What are the authors referring to here? As they note, their data source here is only the Labor Condition Applications (LCAs). The LCAs are only applications for permission to hire an H-1B, whether the employer has a specific person ready or not. And in some cases the employer is asking for permission to hire multiple foreign workers. Thus the wage listed that will be paid can only be taken as a lower bound; when the employer finally hires someone, it could be at a higher wage. Stuart Anderson, who is the "NFAP" referred to several times by Tambe and Hitt and who, as I've shown before, is closely tied to the immigration lawyers, has often criticized John Miano's [studies which examined the LCA data] on this basis.
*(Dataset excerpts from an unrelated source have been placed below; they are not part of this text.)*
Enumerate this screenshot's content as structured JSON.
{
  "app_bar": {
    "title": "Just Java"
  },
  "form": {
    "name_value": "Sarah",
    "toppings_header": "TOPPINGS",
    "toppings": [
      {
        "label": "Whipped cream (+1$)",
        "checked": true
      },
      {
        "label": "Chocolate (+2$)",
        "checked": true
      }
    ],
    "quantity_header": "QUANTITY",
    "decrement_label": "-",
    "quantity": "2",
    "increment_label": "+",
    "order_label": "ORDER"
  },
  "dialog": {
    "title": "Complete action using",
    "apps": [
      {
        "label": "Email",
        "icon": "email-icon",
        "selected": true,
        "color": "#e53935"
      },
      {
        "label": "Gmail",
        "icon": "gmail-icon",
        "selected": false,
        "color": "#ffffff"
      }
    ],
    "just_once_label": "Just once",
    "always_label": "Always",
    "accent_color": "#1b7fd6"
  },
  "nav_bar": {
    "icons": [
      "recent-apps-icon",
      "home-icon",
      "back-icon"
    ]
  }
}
Anderson even claims that the actual wage is "usually" (his exact word, in his 2006 March press release) substantially higher than what is stated in the LCA. As with many of his statements, he offers no supporting evidence for that claim, and the data show otherwise. I've looked at the distribution of wages stated in the LCAs and compared them to corresponding percentiles in the INS/USCIS H-1B data (which are for real people, not just applications to hire as-yet-unknown individuals) and found that the 2 track quite well. Tambe and Hitt report good tracking for numbers of H-1Bs hired as well (page 9).
I make this point in the last paragraph simply to support Miano's and Tambe/Hitt's use of the LCAs. My own research has not used the LCAs. Instead, I have used the Census data, the INS/USCIS H-1B data, and the DoL green card (PERM) data, all of which are for real individual workers. In all cases I have found a pattern in which the H-1Bs are paid less than the Americans. The same holds for Ong and Blumenthal's analysis of the Census data. In addition, there are the NRC and GAO employer surveys mentioned earlier, in which employers actually admitted to paying the H-1Bs less. Furthermore, economic theory (or, really, common sense) says that the relative immobility of the H-1Bs means they will be under-paid on average; if you can't shop around among employers for the best deal, you will likely not get as high a salary as you could if you were a free agent.
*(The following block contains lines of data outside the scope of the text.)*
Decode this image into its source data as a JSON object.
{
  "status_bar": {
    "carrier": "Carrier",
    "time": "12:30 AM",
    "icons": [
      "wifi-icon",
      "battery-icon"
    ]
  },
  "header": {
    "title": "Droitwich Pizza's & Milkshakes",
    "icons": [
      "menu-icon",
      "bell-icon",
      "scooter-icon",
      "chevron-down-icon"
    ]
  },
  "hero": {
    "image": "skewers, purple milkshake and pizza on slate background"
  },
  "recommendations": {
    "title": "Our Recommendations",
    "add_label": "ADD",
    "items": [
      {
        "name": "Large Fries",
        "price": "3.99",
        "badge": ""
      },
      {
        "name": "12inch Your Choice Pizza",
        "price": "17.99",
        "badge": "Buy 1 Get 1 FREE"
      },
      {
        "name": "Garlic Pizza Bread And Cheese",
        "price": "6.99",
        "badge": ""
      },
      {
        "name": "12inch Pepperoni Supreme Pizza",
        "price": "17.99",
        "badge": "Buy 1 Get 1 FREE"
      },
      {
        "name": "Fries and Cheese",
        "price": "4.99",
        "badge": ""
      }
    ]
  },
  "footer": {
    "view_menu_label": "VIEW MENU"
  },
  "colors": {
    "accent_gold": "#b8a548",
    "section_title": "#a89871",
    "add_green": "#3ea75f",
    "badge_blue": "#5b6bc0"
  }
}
IOW, the evidence is overwhelming that the H-1Bs are generally under-paid (again, quite legally in most cases). Tambe and Hitt's Figure 3 (which they erroneously refer to as Figure 4 above) really shows that quite dramatically, with the distribution of H-1B salaries being substantially to the left of that of their domestic counterparts. The authors are correct to caution against over-interpretation of the figure, for many reasons, but it certainly is striking.
Also striking, though not mentioned by Tambe and Hitt, is that H-1B is by far the strongest factor in overall wage levels. For their regression (3), for example, their coefficient -0.758 for H-1B share is about 20 times larger than the one for education. IOW, amount of education just doesn't play much role in wages.
This is greatly at odds with the industry lobbyists' claim that the industry needs to hire H-1Bs because they have graduate degrees. Though it might be worth adding an interaction term for H-1B share and education, the reality is that although having a graduate degree does indeed give one a boost in salary at the time of graduation and for a few years afterward, it does not do so after this time. Hence the relatively small coefficient for education.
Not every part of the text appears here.